Obowiązku co prawda nie ma, ale wyrokiem z listopada 2012 roku Sąd Najwyższy w Warszawie stwierdził, że informacje o umowach zawartych przez urząd – w tym personalia osób, którym płaci powinny być udostępnione każdemu. W efekcie władze stolicy zaczęły publikować rejestry na stronie internetowej, a dokładnie na stronie Biuletynie Informacji Publicznej.

Warto jednak w tym miejscu zaznaczyć, że dostęp do takiego rejestru umów ma każdy z nas jeśli złoży odpowiedni wniosek w urzędzie. Z drugiej strony coraz więcej samorządów decyduje się taką jawność w działaniu.

Czytać trzeba umieć

Sławomir Marchel co prawda twierdzi, że urząd pochyli się nad takim rozwiązaniem, ale prezydent miasta wydaje się być w tej kwestii bardziej zdecydowany.

– Do czytania takich dokumentów trzeba być przygotowanym i trzeba to robić w dobrej wierze – twierdzi. – Przed państwem (do radnych – od red.) nie ma żadnych tajemnic. Wy jesteście przygotowani do czytania takich dokumentów, możecie uzyskać informacje, możemy o tym dyskutować kierując się dobrem miasta. Natomiast boję się, że takie upublicznienie dostępu i możliwość wyrywania z kontekstu poszczególnych stron umów nie zawsze może służyć dobru naszego miasta – podkreśla Wojciech Kudelski.

Biuletyn Informacji Publicznej to specjalna platforma internetowa zawierająca określone informacje publiczne. Obowiązek jej posiadania mają wszystkie instytucje publiczne. To na niej znajdziemy informacje o przetargach, obwieszczenia, informacje o naborach na stanowiska urzędnicze.

28 komentarzy

  1. a dodano 9 lat temu

    Radni przygotowani do czytania takich dokumentów. Ciekawe gdzie nabyli taką umiejętność.

  2. jawność! dodano 9 lat temu

    proszę o jawną informację, czy to prawda, że w aquaparku kierownik już jest odwołany? proszę prezydenta o jawne podanie przyczyn odwołania, bez jakichkolwiek oszustw.

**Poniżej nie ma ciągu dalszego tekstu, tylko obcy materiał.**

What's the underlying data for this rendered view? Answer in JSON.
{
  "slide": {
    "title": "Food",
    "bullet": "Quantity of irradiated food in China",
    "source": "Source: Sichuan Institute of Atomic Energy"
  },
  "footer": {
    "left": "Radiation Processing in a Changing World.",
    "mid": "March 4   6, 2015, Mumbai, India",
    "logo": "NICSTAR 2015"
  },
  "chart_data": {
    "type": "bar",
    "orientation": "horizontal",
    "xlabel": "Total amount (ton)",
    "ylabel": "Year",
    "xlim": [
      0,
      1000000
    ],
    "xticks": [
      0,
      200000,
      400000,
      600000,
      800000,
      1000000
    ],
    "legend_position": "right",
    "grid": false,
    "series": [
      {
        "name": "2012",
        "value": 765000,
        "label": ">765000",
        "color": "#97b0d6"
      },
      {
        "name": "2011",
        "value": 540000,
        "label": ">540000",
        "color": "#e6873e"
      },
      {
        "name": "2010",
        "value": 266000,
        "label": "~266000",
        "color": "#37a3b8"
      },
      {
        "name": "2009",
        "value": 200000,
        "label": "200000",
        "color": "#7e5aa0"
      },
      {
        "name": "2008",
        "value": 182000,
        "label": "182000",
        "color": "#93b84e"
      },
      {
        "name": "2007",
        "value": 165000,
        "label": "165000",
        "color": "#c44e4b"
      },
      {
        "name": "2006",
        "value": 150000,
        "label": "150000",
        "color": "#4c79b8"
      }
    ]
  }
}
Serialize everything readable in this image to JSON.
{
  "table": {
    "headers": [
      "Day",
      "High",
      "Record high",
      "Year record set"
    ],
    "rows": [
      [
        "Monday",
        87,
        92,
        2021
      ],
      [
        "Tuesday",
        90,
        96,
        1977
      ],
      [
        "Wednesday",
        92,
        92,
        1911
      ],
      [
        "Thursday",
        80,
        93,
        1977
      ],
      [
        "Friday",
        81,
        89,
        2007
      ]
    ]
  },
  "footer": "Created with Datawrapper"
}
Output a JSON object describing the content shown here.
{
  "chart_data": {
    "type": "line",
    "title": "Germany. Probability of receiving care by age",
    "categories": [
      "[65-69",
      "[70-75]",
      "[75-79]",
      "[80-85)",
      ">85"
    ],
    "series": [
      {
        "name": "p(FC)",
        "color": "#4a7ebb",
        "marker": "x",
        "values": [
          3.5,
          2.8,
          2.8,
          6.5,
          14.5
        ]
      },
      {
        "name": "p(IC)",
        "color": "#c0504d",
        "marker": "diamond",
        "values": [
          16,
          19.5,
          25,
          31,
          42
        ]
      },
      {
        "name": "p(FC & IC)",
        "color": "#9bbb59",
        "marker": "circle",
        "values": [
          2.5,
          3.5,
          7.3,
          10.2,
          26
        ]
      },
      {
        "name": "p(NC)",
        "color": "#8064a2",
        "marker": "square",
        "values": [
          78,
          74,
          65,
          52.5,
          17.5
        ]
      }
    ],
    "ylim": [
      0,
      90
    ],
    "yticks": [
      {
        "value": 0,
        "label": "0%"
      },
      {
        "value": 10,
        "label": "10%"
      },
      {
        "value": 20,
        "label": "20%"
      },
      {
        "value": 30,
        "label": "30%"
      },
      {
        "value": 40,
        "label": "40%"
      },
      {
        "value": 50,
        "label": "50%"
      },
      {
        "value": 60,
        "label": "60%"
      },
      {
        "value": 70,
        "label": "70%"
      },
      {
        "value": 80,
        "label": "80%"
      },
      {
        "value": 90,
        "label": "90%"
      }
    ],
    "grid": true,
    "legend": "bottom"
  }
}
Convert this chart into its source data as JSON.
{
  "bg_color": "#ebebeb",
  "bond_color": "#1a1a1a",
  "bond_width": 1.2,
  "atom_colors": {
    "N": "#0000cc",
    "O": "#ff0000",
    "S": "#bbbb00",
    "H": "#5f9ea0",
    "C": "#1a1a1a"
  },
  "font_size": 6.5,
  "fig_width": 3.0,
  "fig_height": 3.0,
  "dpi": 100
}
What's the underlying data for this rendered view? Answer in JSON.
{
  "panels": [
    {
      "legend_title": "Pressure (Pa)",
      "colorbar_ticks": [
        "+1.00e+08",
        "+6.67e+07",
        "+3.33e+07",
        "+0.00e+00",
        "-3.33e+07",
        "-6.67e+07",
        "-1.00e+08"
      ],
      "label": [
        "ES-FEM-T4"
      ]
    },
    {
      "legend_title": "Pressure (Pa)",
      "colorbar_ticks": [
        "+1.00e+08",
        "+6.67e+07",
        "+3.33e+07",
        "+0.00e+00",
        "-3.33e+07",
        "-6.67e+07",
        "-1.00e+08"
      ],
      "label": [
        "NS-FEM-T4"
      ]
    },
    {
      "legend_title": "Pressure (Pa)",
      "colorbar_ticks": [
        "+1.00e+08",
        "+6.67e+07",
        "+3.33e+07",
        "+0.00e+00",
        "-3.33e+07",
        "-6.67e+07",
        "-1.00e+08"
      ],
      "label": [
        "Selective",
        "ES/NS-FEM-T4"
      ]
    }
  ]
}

  3. Tajne/poufne dodano 9 lat temu

    Nie można, ponieważ się okaże, że to na okrągło ci sami, zaufani od 8 lat.
    Od ręki wpiszcie kto to pisał!!!

  4. Kazimierz dodano 9 lat temu

    Pan Prezydent posługuje się dość dziwną logiką: "Natomiast boję się, że takie upublicznienie dostępu i możliwość wyrywania z kontekstu poszczególnych stron umów nie zawsze może służyć dobru naszego miasta".
    Otóż prawdopodobieństwo na "możliwość wyrywania z kontekstu poszczególnych stron umów" rośnie, gdy umowy te nie będą publikowane, lecz o dostęp do nich będą występowały poszczególne osoby. Wtedy nie będzie możliwości weryfikacji ewentualnych komentarzy do umów bez zapoznania się z całością dokumentu a ten nie będzie dostepny od przysłowiowej ręki.
    Kiepski argument Panie Prezydencie. Pan wymysli coś bardziej przekonywującego.

    • Popieram dodano 9 lat temu

      Bardzo dobrze powiedziane. Jeżeli moja kasa jest wydawana publicznie, chcę wiedzieć: kto, dlaczego i za ile.
      Po takich publikacjach może się jednak okazać, że rynek szybko zweryfikuje zawierane umowy i stąd ta obawa…

    • słusznie dodano 9 lat temu

      czasami najgorsza prawda jest lepsza od dobrej plotki.
      Ale w kontekście tej wypowiedzi Kudelskiego można zaryzykować stwierdzenie, że pisowcy nadal kierują się sprawdzonym powiedzeniem klasyka: "ciemny lud kupi". Tyle, ze w tym wypadku chodzi o dwa pierwsze słowa tego powiedzenia "ciemny lud", za jaki uważają swoich wyborców, sugerując, że nie są oni w stanie pojąć – w XXI wieku, w dobie internetu – zawiłości związanych z zarządzaniem miastem.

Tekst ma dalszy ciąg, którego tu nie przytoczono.